Agritourism is a familiar tradition in Maine, offering a chance for people to learn about farming and its importance to local economies. Many folks may be most familiar with spring, summer and fall activities that offer a hands-on or behind the scenes view of Maine’s working landscapes. The chances to meet farmers, support local agriculture, and visit farms continue throughout the year in Maine. Wintertime offers a variety of ways to meet local farmers and learn more about Maine farms and their contributions to Maine’s quality of place and space.
Here is a way you can enjoy winter on a farm while supporting local farmers:
Explore Wintry Trails
The working landscapes of Maine farms preserve open landscapes, offer scenic views, and provide food. When the season changes to winter, the landscape offers different ways to experience the lay of the land outside Maine’s growing season. Several Maine farms open their land to cross country skiers and snowshoers. Many offer groomed trails.
Harris Farm in Dayton offers nearly 25 miles of trails across open fields and through forests. This 500-acre dairy and vegetable farm offers a variety of trails ranging from relatively flat beginners’ loops to rolling terrain for the more advanced.
Rachel Harris of Harris Farm says, “In order to diversify and make room for the next generation, our family started a 25-mile ski business on our 500-acre farm 30 years ago. This helped to preserve the land from development. Cross country skiing naturally complements our retail store by increasing traffic during a slower time of year and brings in new customers who may not be aware of us.”
Some of the trails are open to fat bikes, which they rent on-site. Snowshoes are also available to rent, and there is a hill for sledding.
Warm-up by the woodstove in the lodge afterward and, if you are there on a weekend, refuel with a hot dog and a glass of Harris Farm chocolate milk. Guests are welcomed to bring their own meals to eat in the lodge’s sunroom.

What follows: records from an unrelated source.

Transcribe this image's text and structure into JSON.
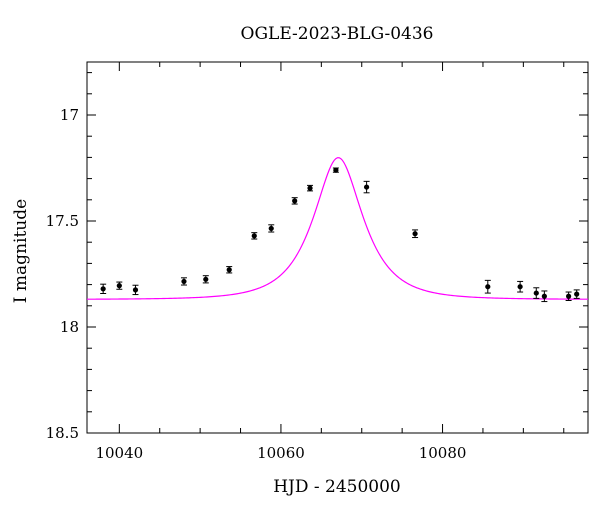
{
  "chart_data": {
    "type": "scatter",
    "title": "OGLE-2023-BLG-0436",
    "xlabel": "HJD - 2450000",
    "ylabel": "I magnitude",
    "xlim": [
      10036,
      10098
    ],
    "ylim": [
      18.5,
      16.75
    ],
    "y_inverted": true,
    "grid": false,
    "x_ticks": [
      10040,
      10060,
      10080
    ],
    "y_ticks": [
      17,
      17.5,
      18,
      18.5
    ],
    "x_tick_labels": [
      "10040",
      "10060",
      "10080"
    ],
    "y_tick_labels": [
      "17",
      "17.5",
      "18",
      "18.5"
    ],
    "colors": {
      "model": "#ff00ff",
      "points": "#000000"
    },
    "series": [
      {
        "kind": "points",
        "x": [
          10038,
          10040,
          10042,
          10048,
          10050.7,
          10053.6,
          10056.7,
          10058.8,
          10061.7,
          10063.6,
          10066.8,
          10070.6,
          10076.6,
          10085.6,
          10089.6,
          10091.6,
          10092.6,
          10095.6,
          10096.6
        ],
        "y": [
          17.82,
          17.805,
          17.825,
          17.785,
          17.775,
          17.73,
          17.57,
          17.535,
          17.405,
          17.345,
          17.26,
          17.34,
          17.56,
          17.81,
          17.81,
          17.84,
          17.855,
          17.855,
          17.845
        ],
        "err": [
          0.022,
          0.017,
          0.022,
          0.017,
          0.017,
          0.015,
          0.015,
          0.017,
          0.015,
          0.013,
          0.01,
          0.027,
          0.018,
          0.03,
          0.025,
          0.025,
          0.025,
          0.02,
          0.02
        ]
      },
      {
        "kind": "model",
        "model": {
          "t0": 10067.1,
          "tE": 5.0,
          "u0": 0.57,
          "baseline_mag": 17.87,
          "flux_fraction": 0.886
        }
      }
    ]
  }
}
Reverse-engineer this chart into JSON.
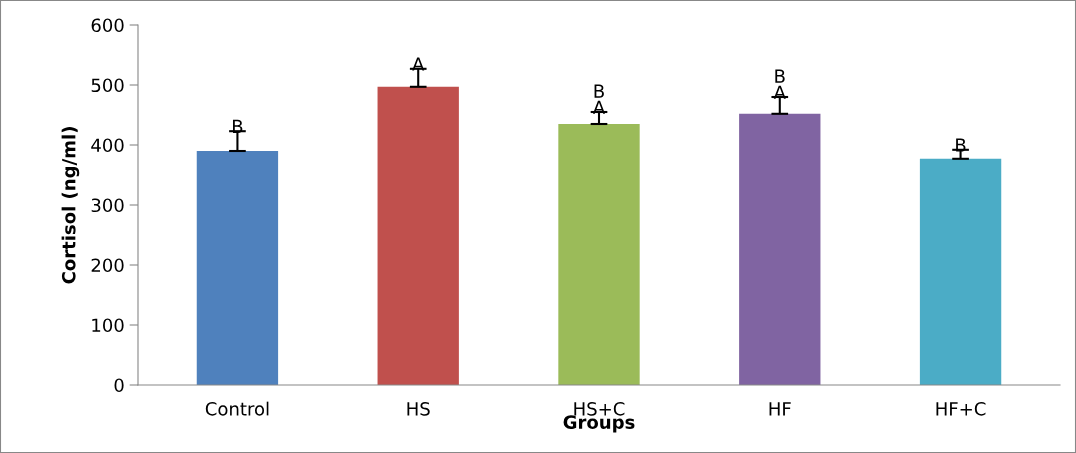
{
  "chart_data": {
    "type": "bar",
    "xlabel": "Groups",
    "ylabel": "Cortisol (ng/ml)",
    "categories": [
      "Control",
      "HS",
      "HS+C",
      "HF",
      "HF+C"
    ],
    "values": [
      390,
      497,
      435,
      452,
      377
    ],
    "colors": [
      "#4f81bd",
      "#c0504d",
      "#9bbb59",
      "#8064a2",
      "#4bacc6"
    ],
    "errors": [
      [
        390,
        423
      ],
      [
        497,
        527
      ],
      [
        435,
        455
      ],
      [
        452,
        480
      ],
      [
        377,
        392
      ]
    ],
    "ylim": [
      0,
      600
    ],
    "yticks": [
      0,
      100,
      200,
      300,
      400,
      500,
      600
    ],
    "grid": false,
    "legend": false,
    "annotations": [
      {
        "text": "B",
        "x": "Control",
        "y": 390
      },
      {
        "text": "A",
        "x": "HS",
        "y": 497
      },
      {
        "text": "B\nA",
        "x": "HS+C",
        "y": 435
      },
      {
        "text": "B\nA",
        "x": "HF",
        "y": 452
      },
      {
        "text": "B",
        "x": "HF+C",
        "y": 377
      }
    ]
  }
}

Five Fields Farm, an apple farm in Bridgton near the White Mountains, also offers cross country skiing and snowshoeing. Rentals of both are available on-site. The farm’s groomed trail loops around the orchards and connects with the logging roads between them. Links to the Loon Echo Land Trust on Bald Pate Mountain can also be accessed from the farm. Experienced skiers can make the 20-minute backcountry trek on the ungroomed trail to the summit for spectacular views of numerous ponds and lakes.
Pineland Farms in New Gloucester, on 5,000 acres of farmland, is yet another place you can take to the trails. They also rent cross country skis, snowshoes and fat bikes. A sledding hill and ice-skating pond round out the fun winter activities that can be enjoyed here. When you are ready to take a break, the Market at Pineland Farms serves soups, sandwiches, and hot beverages in addition to a plentiful selection of locally sourced food products to take home.
Smiling Hill Farm, just outside of Portland, also offers cross country skiing and rentals. The groomed trails run throughout the farm and terrain is varied, from hilly up-down skiing to more level trails through the woods.